2024年の香港賃貸市場——価格調整後の実態と在住者への影響
2021〜2022年のピーク後、香港の賃貸市場は2023〜2024年にかけて調整局面に入った。移民流出・景気減速・供給増加の3要因が重なった結果、どのエリアがどの程度下がったかを整理する。
この記事の日本円換算は、1HKD≒20円で計算しています(2026年4月時点)。
2021年の香港の賃貸市場はピークにあった。在留外国人の需要が旺盛で、優良物件には競合申し込みが重なり、希望賃料より上乗せして契約するケースも出ていた。

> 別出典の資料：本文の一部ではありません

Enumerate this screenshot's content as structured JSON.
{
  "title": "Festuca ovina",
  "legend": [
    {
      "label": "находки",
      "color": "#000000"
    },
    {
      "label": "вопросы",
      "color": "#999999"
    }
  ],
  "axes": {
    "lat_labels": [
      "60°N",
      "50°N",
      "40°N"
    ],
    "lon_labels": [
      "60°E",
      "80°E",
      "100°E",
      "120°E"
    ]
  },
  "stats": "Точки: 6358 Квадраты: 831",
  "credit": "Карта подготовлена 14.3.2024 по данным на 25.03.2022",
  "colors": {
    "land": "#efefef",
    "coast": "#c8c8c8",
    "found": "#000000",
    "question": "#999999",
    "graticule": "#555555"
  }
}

それが2022年後半から変わった。2024年の賃貸相場は、エリアによって2021年比10〜25%程度下落している。「香港の家賃が下がっている」は本当の話だが、それでも東京都心と比べると依然として高い水準だ。
下落の3要因
①移民流出による需要減
2020年の国家安全維持法導入後、BNO(英国海外市民)パスポートを持つ香港市民のイギリス移住が急増した。2021〜2023年に数十万人規模の人口流出があったとされる。中産階級・高学歴層が多く転出したため、賃貸需要の質と量が落ちた。
②景気減速・企業縮小
中国本土経済の減速、株式市場の下落、金融業を中心とした採用抑制が重なり、エクスパット採用(特にバンカー・弁護士・外資系管理職)が減少した。会社負担の家賃補助が下がる・支給されないケースも増えた。
③新規供給の増加
啓德(カイタック)など新開発エリアで高層マンションの竣工が相次いだ。特に九龍側の供給増が顕著で、周辺エリアの賃料を引き下げる方向に働いた。
エリア別の相場感(2024年)
| エリア | タイプ | 月額HKD | 月額(円換算) |
|---|---|---|---|
| ミッドレベルズ | 2LDK 70㎡ | HKD 28,000〜40,000 | 56万〜80万円 |
| 湾仔・銅鑼湾 | 1LDK 45㎡ | HKD 18,000〜26,000 | 36万〜52万円 |
| 九龍城・旺角 | 1LDK 40㎡ | HKD 12,000〜18,000 | 24万〜36万円 |
| 沙田(新界) | 2LDK 65㎡ | HKD 14,000〜19,000 | 28万〜38万円 |
| 啓德(新開発) | 2LDK 65㎡ | HKD 18,000〜25,000 | 36万〜50万円 |
2021年ピーク比でおおむね10〜20%の下落とされる。ただし優良物件(高層階・眺望・築浅・MTR近接)は下落幅が小さい。
賃貸契約の基本
香港の賃貸契約は一般的に以下の条件だ。
- 契約期間: 2年が標準。1年でのブレイク条項(Diplomatic / Dual Key Clause)付きが多い
- デポジット: 月額賃料の2〜3ヶ月分
- エージェント手数料: 借主側はゼロが多い(貸主側が負担)
- 管理費(管理費): 月額賃料とは別に、HKD 1,000〜3,000(約2万〜6万円)程度を別途支払うケースが多い
契約書は英語・中国語両方が存在し、日本語訳なしが原則。内容確認は英語で行う必要がある。
在住者の視点
2024年の下落は、新規入居者にとっては選択肢が広がるという意味でプラスだ。2021〜2022年に高賃料で契約した人の契約更新時には、交渉で数%〜10%程度の引き下げに成功しているケースも出ている。
ただし「安くなった」とはいえ、香港の家賃が東京を下回ることはほぼない。月20万円以下で都心在住を実現するのは難しいのが現状だ。